Reasons people water down the qualifications:
1) We want elders at all costs. While it’s true that a congregation has something “lacking” as long as it has no elders (Titus 1:5), the solution is not to appoint unqualified men. The phrase “sow the wind, reap the whirlwind” (Hosea 8:7, in a context about apostasy and false worship) comes to mind here. But people sometimes seem desperate to have elders…
—To avoid having “men's meetings.” Sadly, this may be because we are not of one mind, we cannot deal with disagreements, we have dysfunctional communication, and we cannot make decisions together. The solution is not to put unqualified men in a position of leadership and make them deal with it.
—To confront sin. It’s good to have capable teachers to help lead the resistance against error. Sadly, though, sometimes we want to avoid having to confront sinners ourselves. Perhaps we want "a king to fight for us”? (Cp. 1 Samuel 8:20.) We cannot pass off our personal responsibility to someone else.
—To seize power. Too often, a self-willed man wants to become an elder. Not only is he, himself, disqualified (because he is self-willed), but he seeks to find anyone else to be appointed as a figure head so there will be the appearance of having a plurality of elders. In that way, the self-willed man will get to reign. (I purposefully did not say “serve.”) Beware Diotrophes! (3 John 1:9-10)
2) We expect failure. We see failure all around us, and we live with failure in ourselves. We fail in our own dedication to the Lord, we fail in leading our families in paths of righteousness, and we fail in cultivating faith in our children. But we must not move the bar lower to make it easier to jump over. If we change the Lord’s arrangement for the church, it will no longer be the church He designed!
We must push ourselves toward deeper commitment and better service in order to achieve God’s will for us. Yes, God's standards are high. His expectations for His leaders have always been strict and very rigorous. Remember that our enemies are constantly looking for reasons and opportunities to tear us down. Learn from the Bible accounts that God’s people always did their best when their leaders were rock solid in their faith. So I make no apology for the answers in this document. We must not plan for failure, nor should we make excuses for it. Let’s expect victory and plan for success with the Lord’s help!

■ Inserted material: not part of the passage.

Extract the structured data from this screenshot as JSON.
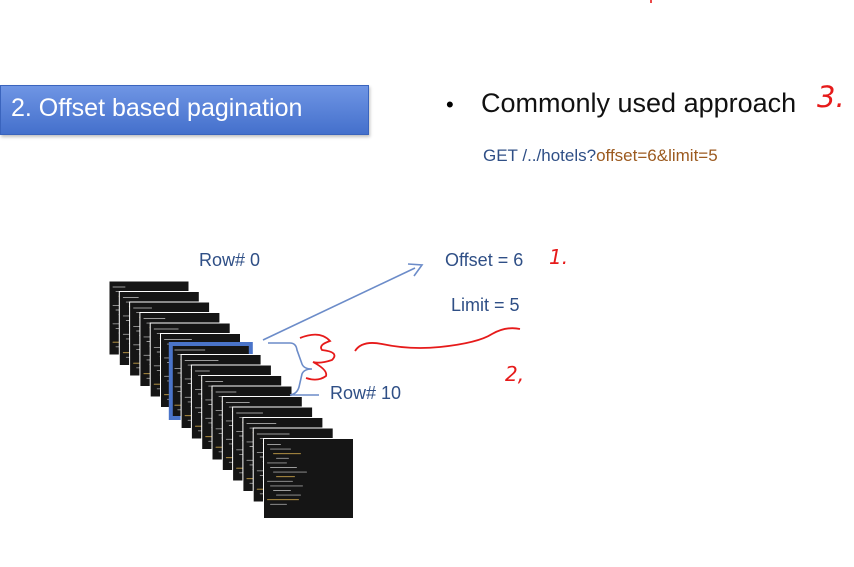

Finally, a word about our general approach to these questions. Whenever we attempt to explain difficult scriptures or those that allow for some personal judgment, we are faced with choosing between a solid path and a questionable one, one that opens the door to division and criticism from outsiders. We cannot afford to have men serving in a position of serious responsibility who do not meet the qualifications set forth in Scripture. When solid men are appointed, unity invariably prevails; when questionable men are appointed, division naturally occurs.
This series of Q&A has demonstrated sound doctrine that will lead us down a path of clear conscience and unity with no regrets.